ヒマワリ君の甘い嘘




教室に戻ると、そこはもう

ふたりっきりの空間ではなくなっていて


あたしの姿を見た途端、小夏が嬉しそうに駆け寄ってきた。




高崎は、あたしの前の席じゃなく、元の自分の席に戻っている。




いつも通りのあたしたちに戻通り。






今更になって、自販機で何も買ってないことに気がつき、
小夏への挨拶の声が上ずってしまった。




小夏は不思議そうな顔をしていたけれど、何も言わなかった。







***




放課後。




いつもなら、高崎が“一緒に帰ろう”と、言いに来てくれるはずなのに、


今日は来ない。




それだけで、なんだか嫌な予感がした。




カバンを持ったまま廊下を覗くと、隣のクラスの入り口に彼の姿が見えた。



委員か何かかな?



話相手の女の子は何か紙を持っている。



あれ、なんだろう。



なんか変な感じ。





身体が重くなった気がする。





隣のクラスの女の子が、高崎に書類を近づけると、彼も同じように彼女に近づいた。



まるで、今日の朝のあたしたちみたいに、




きっと、あたしたちも周りからみたらあんな感じだったのかな。




周りから見た方が、自分が思っているよりも近い。



ドロドロと、黒いものが喉の奥から這い出てくる。


嫌だ。




見ていたくない。




早くここから立ち去りたい。




そう思うのに、

あたしの目は、彼らが離れるまでそれを捉えて離さなかった。



デジャヴ。



前にもこんな事あったな。





教室の中へ戻っても、そこにはいたくなくて
教室を出ようとドアへと向かった。


早く一人になりたい。




「あ、華ちゃん。
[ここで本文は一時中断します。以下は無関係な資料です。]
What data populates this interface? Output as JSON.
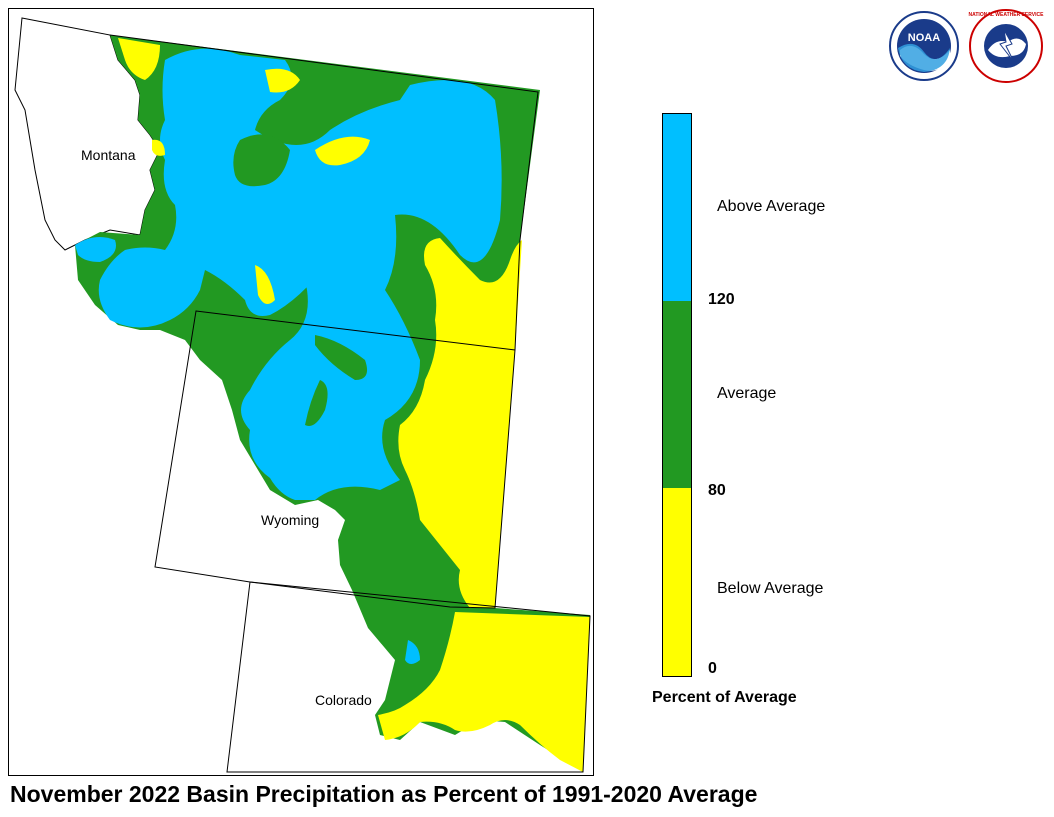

一緒に帰ろ〜」



「ごめん、先帰る」



ドアのところで、高崎に鉢合わせてしまった。



高崎に一言断って、横を通り過ぎる。



「え、?なんか用事?」



後ろから聞こえるその質問に、あたしは答えなかった。




だけど、それ以上あたしを追ってくる気配は無くて、



あたしの手を掴むこともなくて、



尚更、早く一人になりたくなった。